Jessi Dietrich who spoke with other vets shared what she learned about pets that are about to be put down. “He said when he has to put an animal down 90 percent of owners don’t actually want to be in the room when he injects them, so the animal’s last moments are usually them frantically looking around for their owners and to be honest, that broke me.”
Put yourself in the shoes of your precious pets. Don’t you want to be surrounded with the people you love on your final breath? Your beloved beasts feel the same way too.
To further educate pet owners about the process of euthanasia, the American Veterinary Association are sharing information about this controversial process. Words of encouragement and support are posted on their website, which reads:
“Grief for a pet, or pets of particular species, may not be fully respected by some members of your community. Even well-meaning family and friends may not realize how important your pet was to you or the intensity of your grief. Comments they make may seem cruel and uncaring, although they were not meant to be taken that way.

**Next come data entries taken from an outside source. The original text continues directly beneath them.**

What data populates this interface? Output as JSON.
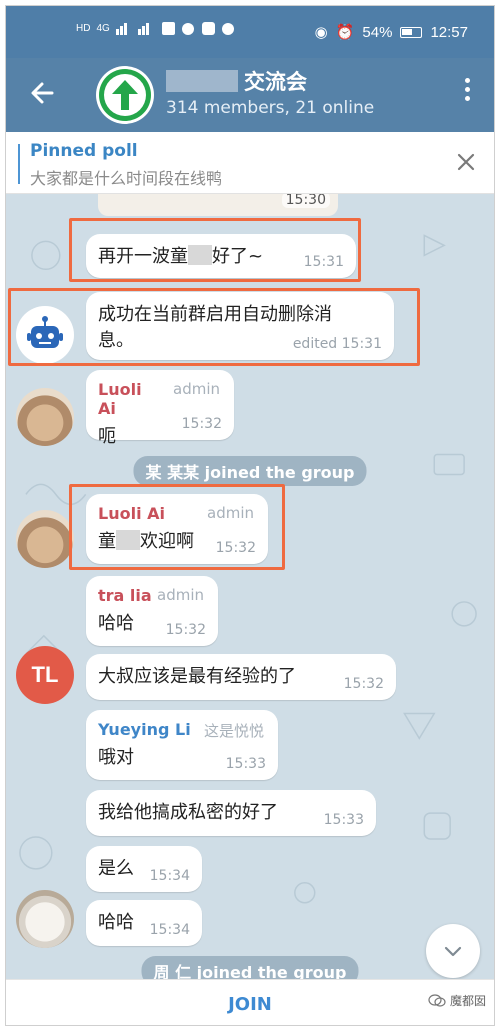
{
  "status_bar": {
    "left_text": "HD",
    "signal": "4G",
    "battery_pct": "54%",
    "time": "12:57"
  },
  "header": {
    "title": "交流会",
    "subtitle": "314 members, 21 online"
  },
  "pinned": {
    "title": "Pinned poll",
    "text": "大家都是什么时间段在线鸭"
  },
  "messages": {
    "top_time": "15:30",
    "m1": {
      "text_a": "再开一波童",
      "text_b": "好了~",
      "time": "15:31"
    },
    "m2": {
      "line1": "成功在当前群启用自动删除消",
      "line2": "息。",
      "time": "edited 15:31"
    },
    "m3": {
      "name": "Luoli Ai",
      "role": "admin",
      "text": "呃",
      "time": "15:32"
    },
    "svc1": "某 某某 joined the group",
    "m4": {
      "name": "Luoli Ai",
      "role": "admin",
      "text_a": "童",
      "text_b": "欢迎啊",
      "time": "15:32"
    },
    "m5": {
      "name": "tra lia",
      "role": "admin",
      "text": "哈哈",
      "time": "15:32"
    },
    "m6": {
      "avatar": "TL",
      "text": "大叔应该是最有经验的了",
      "time": "15:32"
    },
    "m7": {
      "name": "Yueying Li",
      "role": "这是悦悦",
      "text": "哦对",
      "time": "15:33"
    },
    "m8": {
      "text": "我给他搞成私密的好了",
      "time": "15:33"
    },
    "m9": {
      "text": "是么",
      "time": "15:34"
    },
    "m10": {
      "text": "哈哈",
      "time": "15:34"
    },
    "svc2": "周 仁 joined the group"
  },
  "bottom": {
    "join_label": "JOIN",
    "watermark": "魔都囡"
  },
  "colors": {
    "header": "#5682a8",
    "accent": "#3e8ad2",
    "highlight": "#ef6a40",
    "admin_name": "#c8505a",
    "blue_name": "#3f86c8"
  },
  "icons": [
    "back-arrow-icon",
    "menu-icon",
    "close-icon",
    "chevron-down-icon",
    "robot-icon"
  ]
}
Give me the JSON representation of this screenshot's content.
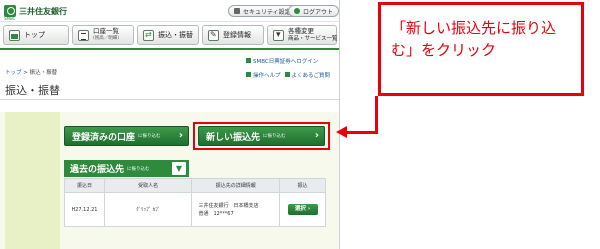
{
  "header": {
    "bank_name": "三井住友銀行",
    "bank_sub": "SMBC",
    "security_label": "セキュリティ設定",
    "logout_label": "ログアウト"
  },
  "nav": {
    "top": "トップ",
    "accounts": "口座一覧",
    "accounts_sub": "(残高／明細)",
    "transfer": "振込・振替",
    "registration": "登録情報",
    "change_line1": "各種変更",
    "change_line2": "商品・サービス一覧"
  },
  "links": {
    "smbc_notice": "SMBC日興証券へログイン",
    "help": "操作ヘルプ",
    "faq": "よくあるご質問"
  },
  "breadcrumb": {
    "home": "トップ",
    "sep": " > ",
    "current": "振込・振替"
  },
  "page_title": "振込・振替",
  "buttons": {
    "registered": "登録済みの口座",
    "registered_small": "に振り込む",
    "new_payee": "新しい振込先",
    "new_payee_small": "に振り込む",
    "past": "過去の振込先",
    "past_small": "に振り込む",
    "select": "選択"
  },
  "table": {
    "headers": [
      "振込日",
      "受取人名",
      "振込先の詳細情報",
      "振込"
    ],
    "rows": [
      {
        "date": "H27.12.21",
        "name": "ｸﾞﾘｯﾌﾟ ｶﾌﾞ",
        "detail_line1": "三井住友銀行　日本橋支店",
        "detail_line2": "普通　12***67"
      }
    ]
  },
  "callout": {
    "text": "「新しい振込先に振り込む」をクリック"
  },
  "colors": {
    "brand_green": "#2d8a3e",
    "highlight_red": "#e8000a"
  }
}
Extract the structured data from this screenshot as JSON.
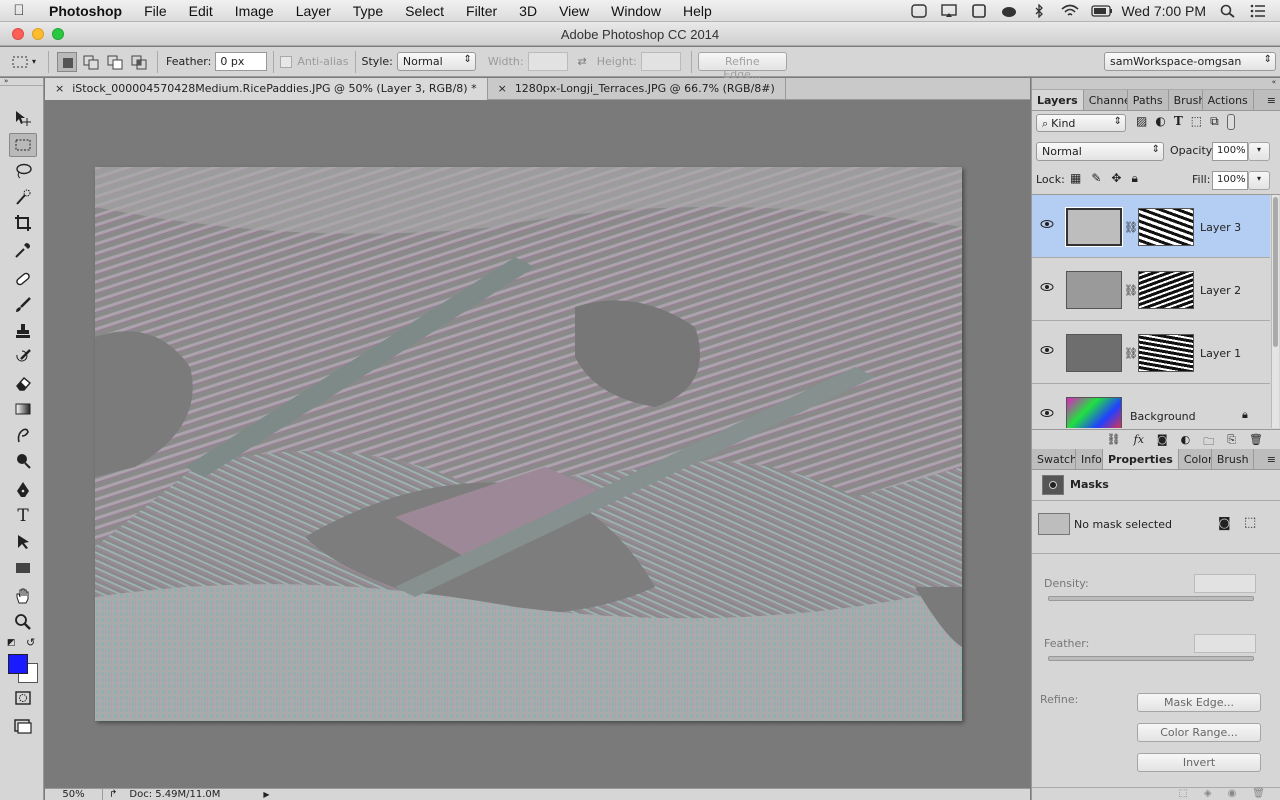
{
  "menubar": {
    "app_name": "Photoshop",
    "items": [
      "File",
      "Edit",
      "Image",
      "Layer",
      "Type",
      "Select",
      "Filter",
      "3D",
      "View",
      "Window",
      "Help"
    ],
    "clock": "Wed 7:00 PM"
  },
  "window": {
    "title": "Adobe Photoshop CC 2014"
  },
  "options": {
    "feather_label": "Feather:",
    "feather_value": "0 px",
    "antialias_label": "Anti-alias",
    "style_label": "Style:",
    "style_value": "Normal",
    "width_label": "Width:",
    "height_label": "Height:",
    "refine_edge": "Refine Edge...",
    "workspace": "samWorkspace-omgsan"
  },
  "doc_tabs": [
    {
      "label": "iStock_000004570428Medium.RicePaddies.JPG @ 50% (Layer 3, RGB/8) *"
    },
    {
      "label": "1280px-Longji_Terraces.JPG @ 66.7% (RGB/8#)"
    }
  ],
  "status": {
    "zoom": "50%",
    "doc": "Doc: 5.49M/11.0M"
  },
  "layers_panel": {
    "tabs": [
      "Layers",
      "Channel",
      "Paths",
      "Brush",
      "Actions"
    ],
    "kind_label": "Kind",
    "blend_mode": "Normal",
    "opacity_label": "Opacity:",
    "opacity_value": "100%",
    "lock_label": "Lock:",
    "fill_label": "Fill:",
    "fill_value": "100%",
    "layers": [
      {
        "name": "Layer 3",
        "selected": true
      },
      {
        "name": "Layer 2",
        "selected": false
      },
      {
        "name": "Layer 1",
        "selected": false
      },
      {
        "name": "Background",
        "selected": false
      }
    ]
  },
  "properties_panel": {
    "tabs": [
      "Swatch",
      "Info",
      "Properties",
      "Color",
      "Brush P"
    ],
    "title": "Masks",
    "no_mask": "No mask selected",
    "density_label": "Density:",
    "feather_label": "Feather:",
    "refine_label": "Refine:",
    "mask_edge": "Mask Edge...",
    "color_range": "Color Range...",
    "invert": "Invert"
  },
  "colors": {
    "foreground": "#1a1aff",
    "background": "#ffffff",
    "selection": "#b4cdf2"
  }
}
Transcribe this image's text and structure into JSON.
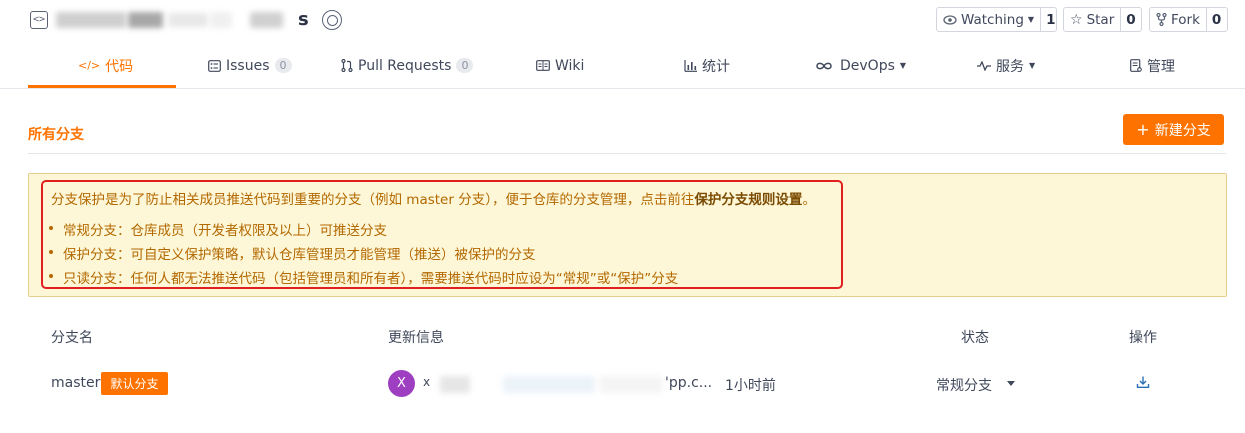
{
  "repo": {
    "icon": "code-bracket-icon",
    "name_suffix": "s"
  },
  "actions": {
    "watch": {
      "label": "Watching",
      "count": "1"
    },
    "star": {
      "label": "Star",
      "count": "0"
    },
    "fork": {
      "label": "Fork",
      "count": "0"
    }
  },
  "tabs": [
    {
      "label": "代码",
      "icon": "code-icon"
    },
    {
      "label": "Issues",
      "icon": "issues-icon",
      "count": "0"
    },
    {
      "label": "Pull Requests",
      "icon": "pull-request-icon",
      "count": "0"
    },
    {
      "label": "Wiki",
      "icon": "wiki-icon"
    },
    {
      "label": "统计",
      "icon": "stats-icon"
    },
    {
      "label": "DevOps",
      "icon": "devops-icon"
    },
    {
      "label": "服务",
      "icon": "service-icon"
    },
    {
      "label": "管理",
      "icon": "manage-icon"
    }
  ],
  "page": {
    "section_title": "所有分支",
    "new_branch_label": "新建分支"
  },
  "notice": {
    "intro": "分支保护是为了防止相关成员推送代码到重要的分支（例如 master 分支），便于仓库的分支管理，点击前往",
    "intro_link": "保护分支规则设置",
    "intro_end": "。",
    "bullets": [
      "常规分支：仓库成员（开发者权限及以上）可推送分支",
      "保护分支：可自定义保护策略，默认仓库管理员才能管理（推送）被保护的分支",
      "只读分支：任何人都无法推送代码（包括管理员和所有者），需要推送代码时应设为“常规”或“保护”分支"
    ]
  },
  "table": {
    "headers": [
      "分支名",
      "更新信息",
      "状态",
      "操作"
    ],
    "rows": [
      {
        "branch": "master",
        "default_badge": "默认分支",
        "avatar_letter": "X",
        "commit_prefix": "x",
        "commit_tail": "'pp.c...",
        "time": "1小时前",
        "status": "常规分支"
      }
    ]
  },
  "colors": {
    "accent": "#fe7300",
    "notice_bg": "#fdf7d7",
    "notice_text": "#b36800",
    "highlight_border": "#e02020",
    "avatar_bg": "#9d3fc0"
  }
}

Be honest with yourself and others about how you feel. If you feel despair, talk to someone who is receptive and nonjudgmental when listening to your feelings about the loss of your pet.
Seeking out social support can help you work through your grief. If immediate family and friends are not able to provide this support, seek out an emotionally safe and accepting environment such as a pet loss support group. Talk about your sorrow, but also about the fun times you and your pet spent together the activities you enjoyed and the memories that are meaningful to you.”
The American Veterinary Association does not only share educational information about euthanasia, they are also offering grievance support to the mourning and grieving pet owners.
Although this is not something we wish to happen to every pet owners, still, vets would like to remind everyone that our responsibility to our pets does not end the moment we decided to let them go. Indeed, no one would like to see the pet they have taken care of die in front of their eyes, but let’s think of it as a way of sending our beloved to the next life.
As Dr. Seuss once said, “Don’t cry because it’s over. Smile because it happened.” It sure is painful to lose our beloved, but looking back at the life shared together will surely paint a blissful smile on your face.